Zakończyłam conocny obchód. Tym razem udało mi się wyciagnąć Bogdana, poleźliśmy tam gdzie wczoraj chodziłam z Basią.
Wiesz, że miałaś rację tam gdzie nam miauknęło były młode.
Dzisiaj zastaliśmy rodzinkę. Mamuśka z umaszczenia przypomina Kociołka, ale na pewno nie z wagi i figury, jednak podejrzewam, że telefon byl w sprawie tej kotki. Jak ją oświetliłam to mi przez moment serce zamarło w nadziei.

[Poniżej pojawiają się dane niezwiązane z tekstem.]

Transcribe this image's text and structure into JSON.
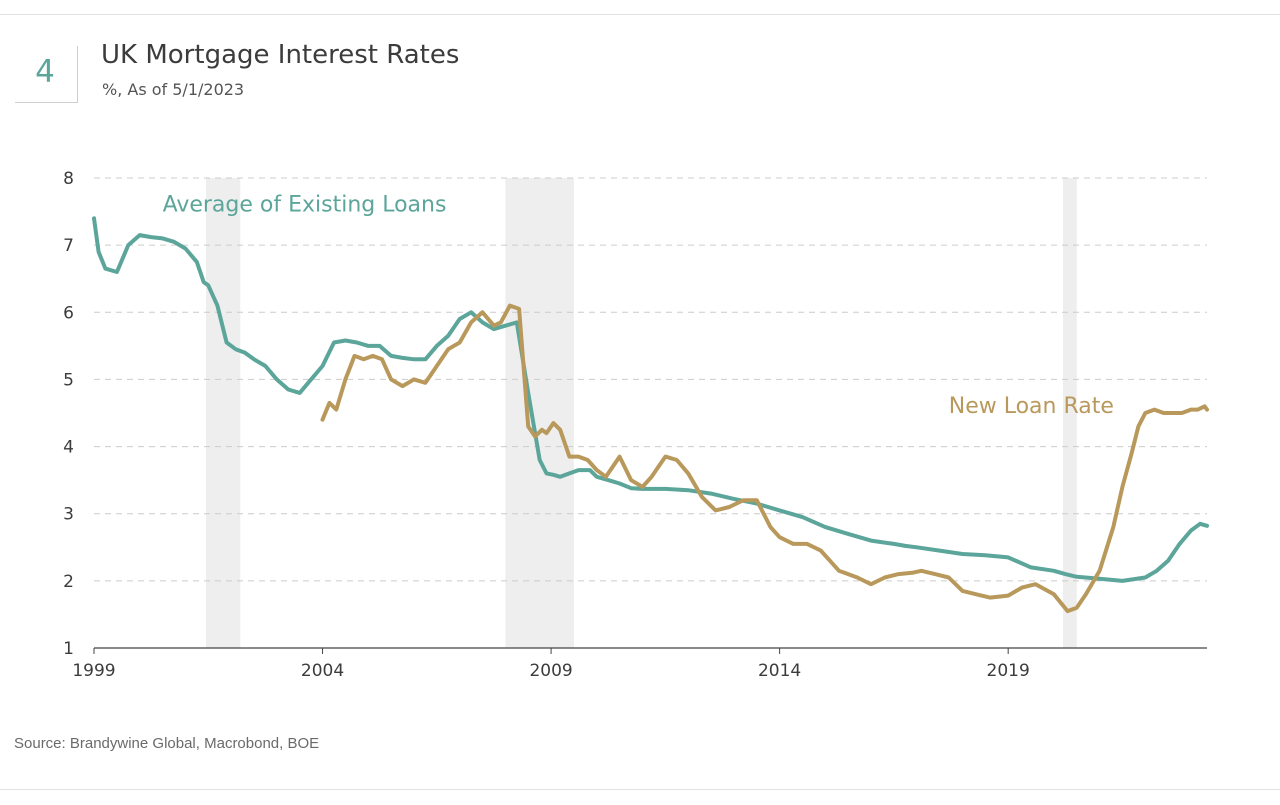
{
  "figure": {
    "number": "4",
    "title": "UK Mortgage Interest Rates",
    "subtitle": "%, As of 5/1/2023",
    "source": "Source: Brandywine Global, Macrobond, BOE"
  },
  "colors": {
    "existing": "#5ba59a",
    "new": "#b9995b",
    "recession": "#eeeeee",
    "grid": "#cccccc",
    "axis": "#444444",
    "tick_text": "#3c3c3c"
  },
  "chart_data": {
    "type": "line",
    "title": "UK Mortgage Interest Rates",
    "xlabel": "",
    "ylabel": "%",
    "xlim": [
      1999.0,
      2023.35
    ],
    "ylim": [
      1,
      8
    ],
    "y_ticks": [
      1,
      2,
      3,
      4,
      5,
      6,
      7,
      8
    ],
    "x_ticks": [
      {
        "value": 1999,
        "label": "1999"
      },
      {
        "value": 2004,
        "label": "2004"
      },
      {
        "value": 2009,
        "label": "2009"
      },
      {
        "value": 2014,
        "label": "2014"
      },
      {
        "value": 2019,
        "label": "2019"
      }
    ],
    "grid": true,
    "recession_bands": [
      [
        2001.45,
        2002.2
      ],
      [
        2008.0,
        2009.5
      ],
      [
        2020.2,
        2020.5
      ]
    ],
    "series": [
      {
        "name": "Average of Existing Loans",
        "label": "Average of Existing Loans",
        "color_key": "existing",
        "x": [
          1999.0,
          1999.1,
          1999.25,
          1999.5,
          1999.75,
          2000.0,
          2000.25,
          2000.5,
          2000.75,
          2001.0,
          2001.25,
          2001.4,
          2001.5,
          2001.7,
          2001.9,
          2002.1,
          2002.3,
          2002.5,
          2002.75,
          2003.0,
          2003.25,
          2003.5,
          2003.75,
          2004.0,
          2004.25,
          2004.5,
          2004.75,
          2005.0,
          2005.25,
          2005.5,
          2005.75,
          2006.0,
          2006.25,
          2006.5,
          2006.75,
          2007.0,
          2007.25,
          2007.5,
          2007.75,
          2008.0,
          2008.25,
          2008.5,
          2008.75,
          2008.9,
          2009.05,
          2009.2,
          2009.4,
          2009.6,
          2009.85,
          2010.0,
          2010.25,
          2010.5,
          2010.75,
          2011.0,
          2011.5,
          2012.0,
          2012.5,
          2013.0,
          2013.5,
          2014.0,
          2014.5,
          2015.0,
          2015.5,
          2016.0,
          2016.5,
          2016.75,
          2017.0,
          2017.5,
          2018.0,
          2018.5,
          2019.0,
          2019.5,
          2020.0,
          2020.25,
          2020.5,
          2021.0,
          2021.5,
          2022.0,
          2022.25,
          2022.5,
          2022.75,
          2023.0,
          2023.2,
          2023.35
        ],
        "y": [
          7.4,
          6.9,
          6.65,
          6.6,
          7.0,
          7.15,
          7.12,
          7.1,
          7.05,
          6.95,
          6.75,
          6.45,
          6.4,
          6.1,
          5.55,
          5.45,
          5.4,
          5.3,
          5.2,
          5.0,
          4.85,
          4.8,
          5.0,
          5.2,
          5.55,
          5.58,
          5.55,
          5.5,
          5.5,
          5.35,
          5.32,
          5.3,
          5.3,
          5.5,
          5.65,
          5.9,
          6.0,
          5.85,
          5.75,
          5.8,
          5.85,
          4.8,
          3.8,
          3.6,
          3.58,
          3.55,
          3.6,
          3.65,
          3.65,
          3.55,
          3.5,
          3.45,
          3.38,
          3.37,
          3.37,
          3.35,
          3.3,
          3.22,
          3.15,
          3.05,
          2.95,
          2.8,
          2.7,
          2.6,
          2.55,
          2.52,
          2.5,
          2.45,
          2.4,
          2.38,
          2.35,
          2.2,
          2.15,
          2.1,
          2.06,
          2.03,
          2.0,
          2.05,
          2.15,
          2.3,
          2.55,
          2.75,
          2.85,
          2.82
        ],
        "label_pos": {
          "x": 2000.5,
          "y": 7.5
        }
      },
      {
        "name": "New Loan Rate",
        "label": "New Loan Rate",
        "color_key": "new",
        "x": [
          2004.0,
          2004.15,
          2004.3,
          2004.5,
          2004.7,
          2004.9,
          2005.1,
          2005.3,
          2005.5,
          2005.75,
          2006.0,
          2006.25,
          2006.5,
          2006.75,
          2007.0,
          2007.25,
          2007.5,
          2007.75,
          2007.9,
          2008.1,
          2008.3,
          2008.5,
          2008.65,
          2008.8,
          2008.9,
          2009.05,
          2009.2,
          2009.4,
          2009.6,
          2009.8,
          2010.0,
          2010.2,
          2010.5,
          2010.75,
          2011.0,
          2011.2,
          2011.5,
          2011.75,
          2012.0,
          2012.3,
          2012.6,
          2012.9,
          2013.2,
          2013.5,
          2013.8,
          2014.0,
          2014.3,
          2014.6,
          2014.9,
          2015.1,
          2015.3,
          2015.7,
          2016.0,
          2016.3,
          2016.6,
          2016.9,
          2017.1,
          2017.4,
          2017.7,
          2018.0,
          2018.3,
          2018.6,
          2019.0,
          2019.3,
          2019.6,
          2020.0,
          2020.3,
          2020.5,
          2020.7,
          2021.0,
          2021.3,
          2021.5,
          2021.7,
          2021.85,
          2022.0,
          2022.2,
          2022.4,
          2022.6,
          2022.8,
          2023.0,
          2023.15,
          2023.3,
          2023.35
        ],
        "y": [
          4.4,
          4.65,
          4.55,
          5.0,
          5.35,
          5.3,
          5.35,
          5.3,
          5.0,
          4.9,
          5.0,
          4.95,
          5.2,
          5.45,
          5.55,
          5.85,
          6.0,
          5.8,
          5.85,
          6.1,
          6.05,
          4.3,
          4.15,
          4.25,
          4.2,
          4.35,
          4.25,
          3.85,
          3.85,
          3.8,
          3.65,
          3.55,
          3.85,
          3.5,
          3.4,
          3.55,
          3.85,
          3.8,
          3.6,
          3.25,
          3.05,
          3.1,
          3.2,
          3.2,
          2.8,
          2.65,
          2.55,
          2.55,
          2.45,
          2.3,
          2.15,
          2.05,
          1.95,
          2.05,
          2.1,
          2.12,
          2.15,
          2.1,
          2.05,
          1.85,
          1.8,
          1.75,
          1.78,
          1.9,
          1.95,
          1.8,
          1.55,
          1.6,
          1.8,
          2.15,
          2.8,
          3.4,
          3.9,
          4.3,
          4.5,
          4.55,
          4.5,
          4.5,
          4.5,
          4.55,
          4.55,
          4.6,
          4.55
        ],
        "label_pos": {
          "x": 2017.7,
          "y": 4.5
        }
      }
    ]
  }
}
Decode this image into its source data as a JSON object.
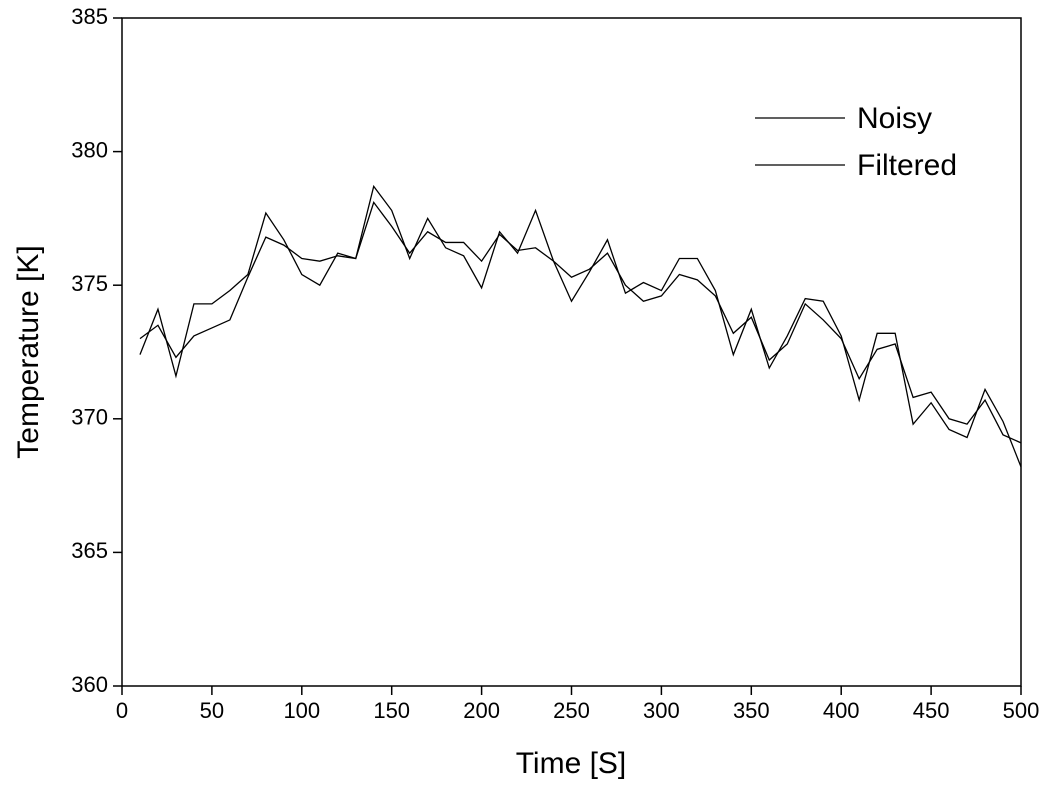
{
  "chart_data": {
    "type": "line",
    "x_label": "Time [S]",
    "y_label": "Temperature [K]",
    "x": [
      10,
      20,
      30,
      40,
      50,
      60,
      70,
      80,
      90,
      100,
      110,
      120,
      130,
      140,
      150,
      160,
      170,
      180,
      190,
      200,
      210,
      220,
      230,
      240,
      250,
      260,
      270,
      280,
      290,
      300,
      310,
      320,
      330,
      340,
      350,
      360,
      370,
      380,
      390,
      400,
      410,
      420,
      430,
      440,
      450,
      460,
      470,
      480,
      490,
      500
    ],
    "series": [
      {
        "name": "Noisy",
        "color": "#000000",
        "values": [
          372.4,
          374.1,
          371.6,
          374.3,
          374.3,
          374.8,
          375.4,
          377.7,
          376.7,
          375.4,
          375.0,
          376.2,
          376.0,
          378.7,
          377.8,
          376.0,
          377.5,
          376.4,
          376.1,
          374.9,
          377.0,
          376.2,
          377.8,
          375.9,
          374.4,
          375.5,
          376.7,
          374.7,
          375.1,
          374.8,
          376.0,
          376.0,
          374.8,
          372.4,
          374.1,
          371.9,
          373.1,
          374.5,
          374.4,
          373.1,
          370.7,
          373.2,
          373.2,
          369.8,
          370.6,
          369.6,
          369.3,
          371.1,
          369.9,
          368.2
        ]
      },
      {
        "name": "Filtered",
        "color": "#000000",
        "values": [
          373.0,
          373.5,
          372.3,
          373.1,
          373.4,
          373.7,
          375.3,
          376.8,
          376.5,
          376.0,
          375.9,
          376.1,
          376.0,
          378.1,
          377.2,
          376.2,
          377.0,
          376.6,
          376.6,
          375.9,
          376.9,
          376.3,
          376.4,
          375.9,
          375.3,
          375.6,
          376.2,
          375.0,
          374.4,
          374.6,
          375.4,
          375.2,
          374.6,
          373.2,
          373.8,
          372.2,
          372.8,
          374.3,
          373.7,
          373.0,
          371.5,
          372.6,
          372.8,
          370.8,
          371.0,
          370.0,
          369.8,
          370.7,
          369.4,
          369.1
        ]
      }
    ],
    "xlim": [
      0,
      500
    ],
    "xticks": [
      0,
      50,
      100,
      150,
      200,
      250,
      300,
      350,
      400,
      450,
      500
    ],
    "ylim": [
      360,
      385
    ],
    "yticks": [
      360,
      365,
      370,
      375,
      380,
      385
    ],
    "legend_position": "upper right"
  }
}
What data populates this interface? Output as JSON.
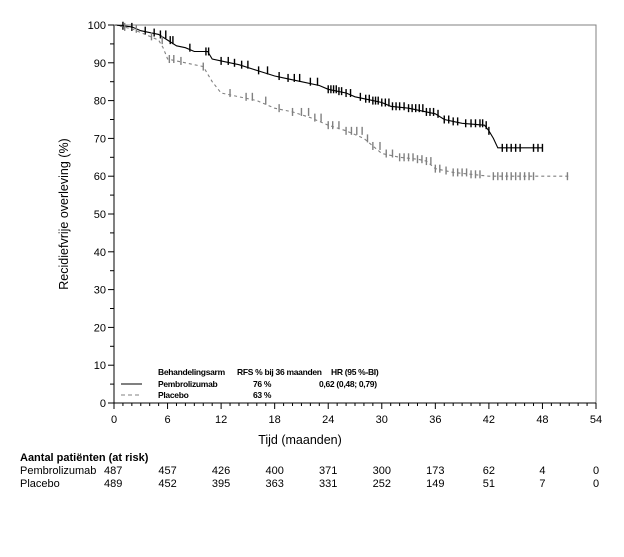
{
  "chart_data": {
    "type": "line",
    "subtype": "kaplan-meier",
    "title": "",
    "xlabel": "Tijd (maanden)",
    "ylabel": "Recidiefvrije overleving (%)",
    "xlim": [
      0,
      54
    ],
    "ylim": [
      0,
      100
    ],
    "xticks": [
      0,
      6,
      12,
      18,
      24,
      30,
      36,
      42,
      48,
      54
    ],
    "yticks": [
      0,
      10,
      20,
      30,
      40,
      50,
      60,
      70,
      80,
      90,
      100
    ],
    "grid": false,
    "series": [
      {
        "name": "Pembrolizumab",
        "style": "solid",
        "color": "#000000",
        "rfs_36_months": "76 %",
        "hr": "0,62 (0,48; 0,79)",
        "x": [
          0,
          1,
          2,
          3,
          4,
          5,
          6,
          7,
          8,
          9,
          10.5,
          11,
          12,
          13,
          14,
          16,
          18,
          19,
          21,
          23,
          24,
          25,
          26,
          27,
          28,
          29,
          30,
          31,
          33,
          35,
          36,
          37,
          38,
          39,
          41.5,
          42,
          42.5,
          43,
          48
        ],
        "y": [
          100,
          99.8,
          99.5,
          98.5,
          98,
          97.5,
          96,
          94.5,
          94,
          93,
          93,
          91,
          90.5,
          90,
          89.5,
          88,
          86.5,
          86,
          85,
          84,
          83,
          82.5,
          82,
          81,
          80.5,
          80,
          79.5,
          78.5,
          78,
          77,
          76.5,
          75,
          74.5,
          74,
          73.5,
          72,
          70,
          67.5,
          67.5
        ],
        "censor_marks_x": [
          1,
          2,
          3.5,
          4.5,
          5.2,
          5.8,
          6.3,
          6.6,
          8.5,
          10.3,
          10.6,
          12,
          12.8,
          13.5,
          14.3,
          15,
          16.2,
          17.2,
          18.5,
          19.5,
          20.2,
          20.8,
          22,
          22.8,
          24,
          24.3,
          24.6,
          24.9,
          25.2,
          25.5,
          26,
          26.5,
          27.6,
          28.2,
          28.6,
          29,
          29.3,
          29.6,
          30,
          30.4,
          30.8,
          31.2,
          31.6,
          32,
          32.5,
          33,
          33.4,
          33.8,
          34.2,
          34.6,
          35,
          35.4,
          35.8,
          36.3,
          37,
          37.5,
          38,
          38.5,
          39.4,
          40,
          40.5,
          41,
          41.3,
          41.7,
          42,
          43.5,
          44,
          44.5,
          45,
          45.5,
          47,
          47.5,
          48
        ]
      },
      {
        "name": "Placebo",
        "style": "dashed",
        "color": "#808080",
        "rfs_36_months": "63 %",
        "x": [
          0,
          1,
          2,
          3,
          4,
          5,
          5.5,
          6,
          7,
          8,
          10,
          11,
          12,
          14,
          16,
          18,
          20,
          22,
          24,
          26,
          28,
          29,
          30,
          32,
          34,
          35,
          36,
          37,
          38,
          40,
          42,
          44,
          51
        ],
        "y": [
          100,
          99.5,
          99,
          98,
          97,
          96,
          94,
          91,
          90.5,
          90,
          89,
          85,
          82,
          81,
          80,
          78,
          77,
          75.5,
          73.5,
          72,
          70,
          68,
          66,
          65,
          64.5,
          64,
          62,
          61.5,
          61,
          60.5,
          60,
          60,
          60
        ],
        "censor_marks_x": [
          1.2,
          2.5,
          4.2,
          5.4,
          6.2,
          6.7,
          7.5,
          10,
          13,
          14.8,
          15.5,
          17,
          18.5,
          20,
          21,
          21.8,
          22.5,
          23.2,
          24,
          24.5,
          25.2,
          26,
          26.6,
          27.2,
          27.8,
          28.4,
          29,
          29.8,
          30.5,
          31.2,
          32,
          32.5,
          33,
          33.5,
          34,
          34.5,
          35,
          35.5,
          36,
          36.5,
          37.2,
          38,
          38.5,
          39,
          39.5,
          40,
          40.5,
          41,
          42.5,
          43,
          43.5,
          44,
          44.5,
          45,
          45.5,
          46,
          46.5,
          47,
          50.8
        ]
      }
    ],
    "legend": {
      "placement": "bottom-left",
      "header_arm": "Behandelingsarm",
      "header_rfs": "RFS % bij 36 maanden",
      "header_hr": "HR (95 %-BI)"
    },
    "at_risk": {
      "title": "Aantal patiënten (at risk)",
      "timepoints": [
        0,
        6,
        12,
        18,
        24,
        30,
        36,
        42,
        48,
        54
      ],
      "rows": [
        {
          "label": "Pembrolizumab",
          "values": [
            "487",
            "457",
            "426",
            "400",
            "371",
            "300",
            "173",
            "62",
            "4",
            "0"
          ]
        },
        {
          "label": "Placebo",
          "values": [
            "489",
            "452",
            "395",
            "363",
            "331",
            "252",
            "149",
            "51",
            "7",
            "0"
          ]
        }
      ]
    }
  }
}
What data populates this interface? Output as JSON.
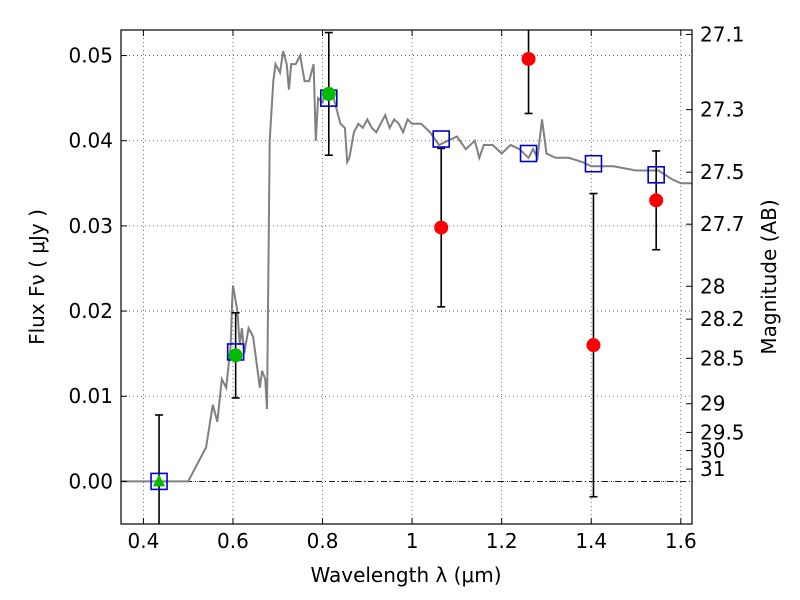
{
  "chart_data": {
    "type": "scatter",
    "title": "",
    "xlabel": "Wavelength  λ (μm)",
    "ylabel": "Flux  Fν  ( μJy )",
    "ylabel_right": "Magnitude (AB)",
    "xlim": [
      0.35,
      1.625
    ],
    "ylim": [
      -0.005,
      0.053
    ],
    "grid": true,
    "xticks": [
      0.4,
      0.6,
      0.8,
      1.0,
      1.2,
      1.4,
      1.6
    ],
    "xtick_labels": [
      "0.4",
      "0.6",
      "0.8",
      "1",
      "1.2",
      "1.4",
      "1.6"
    ],
    "yticks": [
      0.0,
      0.01,
      0.02,
      0.03,
      0.04,
      0.05
    ],
    "ytick_labels": [
      "0.00",
      "0.01",
      "0.02",
      "0.03",
      "0.04",
      "0.05"
    ],
    "right_ticks": [
      "27.1",
      "27.3",
      "27.5",
      "27.7",
      "28",
      "28.2",
      "28.5",
      "29",
      "29.5",
      "30",
      "31"
    ],
    "zero_line": 0.0,
    "colors": {
      "model": "#808080",
      "model_photometry": "#0000cc",
      "detections": "#00bb00",
      "upper_points": "#ff0000",
      "errorbar": "#000000"
    },
    "series": [
      {
        "kind": "model-spectrum",
        "points": [
          [
            0.35,
            0.0
          ],
          [
            0.5,
            0.0
          ],
          [
            0.52,
            0.002
          ],
          [
            0.54,
            0.004
          ],
          [
            0.555,
            0.009
          ],
          [
            0.565,
            0.007
          ],
          [
            0.575,
            0.012
          ],
          [
            0.585,
            0.011
          ],
          [
            0.595,
            0.016
          ],
          [
            0.598,
            0.021
          ],
          [
            0.6,
            0.023
          ],
          [
            0.61,
            0.02
          ],
          [
            0.615,
            0.016
          ],
          [
            0.62,
            0.018
          ],
          [
            0.625,
            0.015
          ],
          [
            0.635,
            0.018
          ],
          [
            0.645,
            0.017
          ],
          [
            0.655,
            0.013
          ],
          [
            0.66,
            0.011
          ],
          [
            0.665,
            0.013
          ],
          [
            0.672,
            0.012
          ],
          [
            0.676,
            0.0085
          ],
          [
            0.682,
            0.04
          ],
          [
            0.69,
            0.047
          ],
          [
            0.695,
            0.049
          ],
          [
            0.705,
            0.048
          ],
          [
            0.712,
            0.0505
          ],
          [
            0.72,
            0.049
          ],
          [
            0.725,
            0.046
          ],
          [
            0.73,
            0.049
          ],
          [
            0.74,
            0.049
          ],
          [
            0.75,
            0.05
          ],
          [
            0.76,
            0.047
          ],
          [
            0.77,
            0.047
          ],
          [
            0.78,
            0.049
          ],
          [
            0.785,
            0.04
          ],
          [
            0.79,
            0.045
          ],
          [
            0.8,
            0.0445
          ],
          [
            0.81,
            0.046
          ],
          [
            0.82,
            0.046
          ],
          [
            0.83,
            0.044
          ],
          [
            0.84,
            0.042
          ],
          [
            0.85,
            0.0415
          ],
          [
            0.855,
            0.0375
          ],
          [
            0.86,
            0.038
          ],
          [
            0.87,
            0.041
          ],
          [
            0.88,
            0.042
          ],
          [
            0.89,
            0.0415
          ],
          [
            0.9,
            0.0425
          ],
          [
            0.91,
            0.0415
          ],
          [
            0.92,
            0.041
          ],
          [
            0.93,
            0.042
          ],
          [
            0.94,
            0.043
          ],
          [
            0.95,
            0.0415
          ],
          [
            0.96,
            0.0425
          ],
          [
            0.97,
            0.042
          ],
          [
            0.98,
            0.041
          ],
          [
            0.99,
            0.0425
          ],
          [
            1.0,
            0.042
          ],
          [
            1.02,
            0.042
          ],
          [
            1.04,
            0.041
          ],
          [
            1.06,
            0.0395
          ],
          [
            1.08,
            0.04
          ],
          [
            1.1,
            0.0405
          ],
          [
            1.12,
            0.039
          ],
          [
            1.14,
            0.04
          ],
          [
            1.15,
            0.038
          ],
          [
            1.16,
            0.0395
          ],
          [
            1.18,
            0.0395
          ],
          [
            1.2,
            0.0385
          ],
          [
            1.22,
            0.0395
          ],
          [
            1.24,
            0.039
          ],
          [
            1.26,
            0.038
          ],
          [
            1.27,
            0.039
          ],
          [
            1.28,
            0.038
          ],
          [
            1.29,
            0.0425
          ],
          [
            1.3,
            0.0385
          ],
          [
            1.32,
            0.038
          ],
          [
            1.35,
            0.038
          ],
          [
            1.38,
            0.0375
          ],
          [
            1.4,
            0.037
          ],
          [
            1.45,
            0.037
          ],
          [
            1.5,
            0.0365
          ],
          [
            1.55,
            0.0365
          ],
          [
            1.58,
            0.0355
          ],
          [
            1.6,
            0.035
          ],
          [
            1.625,
            0.035
          ]
        ]
      },
      {
        "kind": "model-photometry",
        "marker": "open-square",
        "points": [
          [
            0.435,
            0.0
          ],
          [
            0.606,
            0.0152
          ],
          [
            0.814,
            0.045
          ],
          [
            1.065,
            0.0402
          ],
          [
            1.26,
            0.0385
          ],
          [
            1.405,
            0.0373
          ],
          [
            1.545,
            0.036
          ]
        ]
      },
      {
        "kind": "detections",
        "marker": "filled-circle",
        "points": [
          [
            0.606,
            0.0148,
            0.005
          ],
          [
            0.814,
            0.0455,
            0.0072
          ]
        ]
      },
      {
        "kind": "detections",
        "marker": "filled-triangle",
        "points": [
          [
            0.435,
            0.0,
            0.0078
          ]
        ]
      },
      {
        "kind": "other-measurements",
        "marker": "filled-circle",
        "points": [
          [
            1.065,
            0.0298,
            0.0093
          ],
          [
            1.26,
            0.0496,
            0.0064
          ],
          [
            1.405,
            0.016,
            0.0178
          ],
          [
            1.545,
            0.033,
            0.0058
          ]
        ]
      }
    ]
  }
}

Ale potem zobaczyłam jaka jest drobniutka ....
Maluchy słodkie. Dwa.
Spotkaliśmy tez kilka innych egzemplarzy wylegującą sie pod samochodami. Cudne mordeczki. Ale mojej kochanej mordeczki ni widu ni słychu.
Z tego co tu czytam dochodze do wniosku, że najbezpieczniejsza jest Litania do Wszystkich Świętych, któryś sie przecie w końcu zlituje.
Natomiast Hipcia jest nie do wytrzymania. Marudzi okropnie. Ciągle tylko wyciaga te chude łapięta jęcząc : ponoś mnie , no ponoś , natychmiast , szybko. I ciągle gada, jakby miała nam nie wiem co ważnego do zakomunikowania, tylko my jełopy nie umiemy docenić wagi tych wieści.